NbRe & Majorana Stabilizers: The niobium-rhenium (NbRe) alloy, as an intrinsic triplet superconductor, is the "holy grail" for creating Majorana particles. These particles act as their own antiparticles and are "Majorana-Sighted"—they encode information in a way that is inherently protected from local noise, providing the 1% Truth required for error correction.

Oscillating conductance This measurement on the middle quantum dot shows how the bulk gap in the system can be created and removed. This control is important for the manipulation and protection of Majorana modes.
(Courtesy: Image by QuTech)

The Glass Sanctuary: By embedding NbRe/Majorana stabilizers within a glass substrate, we create a topological sanctuary where quantum information can reside without de-rendering into the "Analog Blur" of environmental decoherence. By leveraging  Orch-OR in glass, room temperature QC becomes possible.

Modeling the system

The Grid (A): The discrete, binary alphabet of space.

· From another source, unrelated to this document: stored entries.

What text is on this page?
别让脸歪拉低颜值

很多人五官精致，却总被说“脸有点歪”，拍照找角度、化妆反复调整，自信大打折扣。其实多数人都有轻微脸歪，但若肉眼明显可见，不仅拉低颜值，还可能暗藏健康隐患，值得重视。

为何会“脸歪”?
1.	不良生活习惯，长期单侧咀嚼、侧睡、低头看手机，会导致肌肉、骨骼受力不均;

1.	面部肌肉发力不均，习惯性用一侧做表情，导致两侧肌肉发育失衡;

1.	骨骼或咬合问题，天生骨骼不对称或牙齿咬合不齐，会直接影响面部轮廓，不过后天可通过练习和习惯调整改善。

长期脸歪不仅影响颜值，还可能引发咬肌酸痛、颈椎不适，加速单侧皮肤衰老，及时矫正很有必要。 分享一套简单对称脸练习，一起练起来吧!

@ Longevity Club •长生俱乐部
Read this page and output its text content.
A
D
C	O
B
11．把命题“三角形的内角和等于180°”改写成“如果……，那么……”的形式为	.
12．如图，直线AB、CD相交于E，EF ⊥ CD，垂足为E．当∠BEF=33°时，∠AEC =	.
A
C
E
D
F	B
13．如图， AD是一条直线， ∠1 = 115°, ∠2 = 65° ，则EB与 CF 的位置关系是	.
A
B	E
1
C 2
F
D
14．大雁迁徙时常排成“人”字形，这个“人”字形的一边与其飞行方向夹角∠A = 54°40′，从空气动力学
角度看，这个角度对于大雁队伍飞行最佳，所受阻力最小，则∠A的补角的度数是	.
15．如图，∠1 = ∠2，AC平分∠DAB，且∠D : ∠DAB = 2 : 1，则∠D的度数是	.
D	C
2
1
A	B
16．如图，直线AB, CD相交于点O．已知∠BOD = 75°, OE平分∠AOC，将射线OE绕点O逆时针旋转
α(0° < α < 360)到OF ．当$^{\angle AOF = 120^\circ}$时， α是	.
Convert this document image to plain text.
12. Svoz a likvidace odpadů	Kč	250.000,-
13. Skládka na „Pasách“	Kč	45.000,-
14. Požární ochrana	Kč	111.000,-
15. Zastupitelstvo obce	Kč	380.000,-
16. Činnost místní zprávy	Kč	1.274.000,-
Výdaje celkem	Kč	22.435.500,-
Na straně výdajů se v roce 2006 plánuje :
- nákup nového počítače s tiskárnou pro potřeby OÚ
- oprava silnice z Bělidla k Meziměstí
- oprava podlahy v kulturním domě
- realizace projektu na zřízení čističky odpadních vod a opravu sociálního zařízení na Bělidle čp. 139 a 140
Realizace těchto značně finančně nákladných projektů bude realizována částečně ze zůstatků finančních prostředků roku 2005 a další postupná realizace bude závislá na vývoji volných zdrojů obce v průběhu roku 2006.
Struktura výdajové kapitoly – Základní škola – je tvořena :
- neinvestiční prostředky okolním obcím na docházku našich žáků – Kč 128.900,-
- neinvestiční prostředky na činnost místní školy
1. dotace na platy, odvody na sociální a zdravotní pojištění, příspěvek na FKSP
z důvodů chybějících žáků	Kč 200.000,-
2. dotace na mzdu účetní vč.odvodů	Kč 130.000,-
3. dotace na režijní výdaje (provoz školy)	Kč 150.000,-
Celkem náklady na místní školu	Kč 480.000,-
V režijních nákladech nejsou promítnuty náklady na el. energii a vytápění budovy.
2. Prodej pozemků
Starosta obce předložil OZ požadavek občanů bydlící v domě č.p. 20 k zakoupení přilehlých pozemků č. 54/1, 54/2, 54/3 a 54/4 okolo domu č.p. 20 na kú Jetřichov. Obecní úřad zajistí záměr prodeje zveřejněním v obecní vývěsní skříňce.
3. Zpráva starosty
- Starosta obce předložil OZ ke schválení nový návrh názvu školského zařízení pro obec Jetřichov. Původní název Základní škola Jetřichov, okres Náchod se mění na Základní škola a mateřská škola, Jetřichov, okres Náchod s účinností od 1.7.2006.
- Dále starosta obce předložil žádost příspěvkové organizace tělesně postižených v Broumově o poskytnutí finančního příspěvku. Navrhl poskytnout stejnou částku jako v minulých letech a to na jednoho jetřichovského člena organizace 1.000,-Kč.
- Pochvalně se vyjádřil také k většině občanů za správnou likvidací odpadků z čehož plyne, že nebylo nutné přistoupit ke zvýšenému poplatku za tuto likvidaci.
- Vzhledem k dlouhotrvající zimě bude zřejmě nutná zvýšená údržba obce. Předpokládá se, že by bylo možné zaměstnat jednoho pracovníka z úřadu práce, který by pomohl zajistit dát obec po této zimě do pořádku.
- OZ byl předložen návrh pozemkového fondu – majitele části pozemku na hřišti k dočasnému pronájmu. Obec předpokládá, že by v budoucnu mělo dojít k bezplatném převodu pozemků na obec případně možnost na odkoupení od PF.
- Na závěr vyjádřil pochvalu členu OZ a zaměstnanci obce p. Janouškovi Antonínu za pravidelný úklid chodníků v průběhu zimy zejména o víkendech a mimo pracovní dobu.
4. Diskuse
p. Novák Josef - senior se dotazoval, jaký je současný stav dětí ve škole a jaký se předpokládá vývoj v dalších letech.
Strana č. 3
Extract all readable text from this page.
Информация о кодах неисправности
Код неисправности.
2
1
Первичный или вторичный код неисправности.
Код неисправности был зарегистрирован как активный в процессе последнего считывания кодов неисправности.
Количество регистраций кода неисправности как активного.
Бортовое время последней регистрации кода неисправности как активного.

The Solid State (B): A volumetric reality where the model and the object are one.

To map the waveguides in glass using The Universal Modeler as the entity of mathematical precision and structural persistence becomes possible through the use of CSG operators of Union, Difference, and Intersection as the scaffolding to generate increasingly smaller voxels as this eliminates the "Discretization Gap." while creating the correct Voxel-CSG coordinates needed to properly etch the microtubule structures directly into the glass. substrate.

Challenge to the titans

To the "boffins" at IBM, Intel, and Google: You have the toolkits, but you are still using silicon and electrons to compute. The science of RT QC in glass is now open for all to see.